A neck rein is a type of indirect rein aid. The horse responds to a neck rein when it has learned that a light pressure of the right rein against its neck on that side means for the horse to turn left, and vice versa.

The neck rein is used in both English riding and in Western riding, though the style differs between the disciplines.

In both disciplines, the horse should look in the direction it is going. Head tossing and turning the head to the outside of the turn are clear signs of bad training and/or faulty rider technique.  Moving the hand slightly to the left brings the rein into contact on the right side of the horse's neck, and the horse learns to turn left, away from the pressure.  Likewise, moving the hand to the right means for the horse to turn right. A horse that has been well trained to neck rein becomes so responsive to legs and seat that it is possible to take the bridle off completely a move sometime seen in non-competitive exhibitions.

Young horses are first taught to respond to a direct rein, with reins held in both of the rider's hands, turning the horse's head by tightening the rein on the side of the desired turn.  The correct way to teach neck reining relies on perfecting the horse's responses to weight and leg aids while slowly using less direct rein pressure and introducing the feel of the rein against the neck as a cue.  A young horse in training needs a reminder from time to time to look where it is going, but horses learn to neck rein fairly quickly, if trained properly. Occasionally trainers will use sloppy and incorrect methods such as crossing the reins under the neck or using reins with tacks or pins in them, but this poor level of horsemanship is thankfully not seen as often in western riding today as it was in years past.  

When riding in the Western style, riders hold both reins in the left hand (if they are right-handed).  This was historically so that they could hold a lariat or other needed tool in their right hand. The reins are kept relaxed and somewhat loose.  In western pleasure competition at horse shows, riders are not supposed to ever to take the slack out of the reins when neck-reining, and even cues to slow or stop must be very subtle.  For working horses, a relaxed rein allows the animal freedom to move over rough terrain. There is some slack in the reins unless the rider needs to tell the horse to stop.

For polo and polocrosse the rider holds one or two pairs of reins in one hand.  Slack in the reins is not required.
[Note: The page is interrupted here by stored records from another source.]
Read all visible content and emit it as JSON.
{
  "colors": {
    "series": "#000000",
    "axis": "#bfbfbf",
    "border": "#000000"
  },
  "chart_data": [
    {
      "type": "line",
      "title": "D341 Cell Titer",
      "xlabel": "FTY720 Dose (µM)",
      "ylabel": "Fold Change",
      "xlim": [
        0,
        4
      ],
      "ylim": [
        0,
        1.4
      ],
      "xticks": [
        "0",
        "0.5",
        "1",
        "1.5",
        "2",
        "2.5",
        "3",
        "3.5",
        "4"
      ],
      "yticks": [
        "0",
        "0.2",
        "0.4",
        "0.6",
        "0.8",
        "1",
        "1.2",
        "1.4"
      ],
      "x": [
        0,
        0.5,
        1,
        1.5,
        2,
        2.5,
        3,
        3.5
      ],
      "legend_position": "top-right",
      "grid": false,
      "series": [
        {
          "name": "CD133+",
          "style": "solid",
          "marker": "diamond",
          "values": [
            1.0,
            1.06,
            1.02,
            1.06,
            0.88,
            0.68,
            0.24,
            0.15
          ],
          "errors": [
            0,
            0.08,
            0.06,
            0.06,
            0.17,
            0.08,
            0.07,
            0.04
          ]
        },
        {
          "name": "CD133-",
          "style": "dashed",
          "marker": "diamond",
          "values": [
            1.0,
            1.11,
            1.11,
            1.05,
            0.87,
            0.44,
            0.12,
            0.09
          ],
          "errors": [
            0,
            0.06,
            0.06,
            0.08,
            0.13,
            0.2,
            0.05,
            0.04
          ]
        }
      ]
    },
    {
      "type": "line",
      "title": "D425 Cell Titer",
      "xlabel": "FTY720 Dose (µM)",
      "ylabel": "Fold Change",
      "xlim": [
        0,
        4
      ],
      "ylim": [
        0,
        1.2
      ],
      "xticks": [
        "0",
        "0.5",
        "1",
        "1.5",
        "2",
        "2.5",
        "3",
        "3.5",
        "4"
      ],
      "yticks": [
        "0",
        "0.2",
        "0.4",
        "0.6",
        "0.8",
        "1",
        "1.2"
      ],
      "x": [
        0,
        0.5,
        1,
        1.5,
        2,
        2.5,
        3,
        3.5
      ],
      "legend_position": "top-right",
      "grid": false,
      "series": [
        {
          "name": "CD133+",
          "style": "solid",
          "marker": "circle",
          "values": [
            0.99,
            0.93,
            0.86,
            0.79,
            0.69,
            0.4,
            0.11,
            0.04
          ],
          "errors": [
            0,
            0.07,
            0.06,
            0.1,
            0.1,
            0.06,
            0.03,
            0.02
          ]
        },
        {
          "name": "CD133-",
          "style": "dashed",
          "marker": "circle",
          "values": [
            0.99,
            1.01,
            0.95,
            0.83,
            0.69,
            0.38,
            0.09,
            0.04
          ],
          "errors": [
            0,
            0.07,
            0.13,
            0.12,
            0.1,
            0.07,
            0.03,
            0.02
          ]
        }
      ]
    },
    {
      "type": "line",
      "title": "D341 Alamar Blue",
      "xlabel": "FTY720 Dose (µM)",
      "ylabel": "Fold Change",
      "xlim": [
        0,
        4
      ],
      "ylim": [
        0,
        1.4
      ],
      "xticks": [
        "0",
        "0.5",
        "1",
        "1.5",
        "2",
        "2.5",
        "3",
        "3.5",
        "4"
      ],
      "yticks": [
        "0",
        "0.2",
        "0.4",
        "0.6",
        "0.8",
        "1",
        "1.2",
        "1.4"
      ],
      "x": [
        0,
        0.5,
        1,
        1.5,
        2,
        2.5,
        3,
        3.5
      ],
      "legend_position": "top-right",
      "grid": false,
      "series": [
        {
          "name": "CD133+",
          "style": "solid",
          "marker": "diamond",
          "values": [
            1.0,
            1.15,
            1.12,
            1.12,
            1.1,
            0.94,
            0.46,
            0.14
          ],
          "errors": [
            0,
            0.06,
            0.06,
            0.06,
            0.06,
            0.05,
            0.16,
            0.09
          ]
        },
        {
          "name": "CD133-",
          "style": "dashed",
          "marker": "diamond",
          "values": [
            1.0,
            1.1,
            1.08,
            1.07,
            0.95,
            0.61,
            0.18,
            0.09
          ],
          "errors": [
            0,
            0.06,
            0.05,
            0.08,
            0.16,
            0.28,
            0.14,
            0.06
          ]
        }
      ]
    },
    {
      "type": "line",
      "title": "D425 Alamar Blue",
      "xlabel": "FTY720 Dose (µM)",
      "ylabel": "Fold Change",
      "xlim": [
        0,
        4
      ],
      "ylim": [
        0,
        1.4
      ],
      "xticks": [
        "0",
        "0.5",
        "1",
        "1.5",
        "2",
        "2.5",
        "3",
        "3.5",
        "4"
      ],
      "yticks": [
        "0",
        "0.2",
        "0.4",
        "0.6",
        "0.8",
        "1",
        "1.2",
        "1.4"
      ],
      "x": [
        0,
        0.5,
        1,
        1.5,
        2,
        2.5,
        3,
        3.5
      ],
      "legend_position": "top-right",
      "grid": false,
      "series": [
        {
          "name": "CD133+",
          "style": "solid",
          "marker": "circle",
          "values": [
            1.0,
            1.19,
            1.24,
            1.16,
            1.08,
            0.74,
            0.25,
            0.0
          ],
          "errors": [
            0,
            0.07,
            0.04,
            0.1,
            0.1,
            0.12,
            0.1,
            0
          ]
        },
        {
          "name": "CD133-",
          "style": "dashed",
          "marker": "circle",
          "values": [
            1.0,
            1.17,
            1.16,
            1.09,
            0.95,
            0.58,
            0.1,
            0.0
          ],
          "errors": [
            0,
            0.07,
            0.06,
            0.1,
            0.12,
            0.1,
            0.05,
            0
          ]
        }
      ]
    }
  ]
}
In English riding and other systems where the primary means of communication is light pressure between the rider's hands and the horse's mouth, light pressure is always maintained on the bit.  The neck rein in English riding is used in addition to a direct rein and reinforces certain riding aids, particularly turns that require the horse to set back on its haunches, such as turns at high speeds when show jumping in a timed jump-off, or in events such as Dressage when performing a Pirouette. Many well-trained English horses seem to already know how to neck rein without being formally taught — further proof that the skill is primarily an outcome of encouraging responsiveness to the legs, weight and a light hand.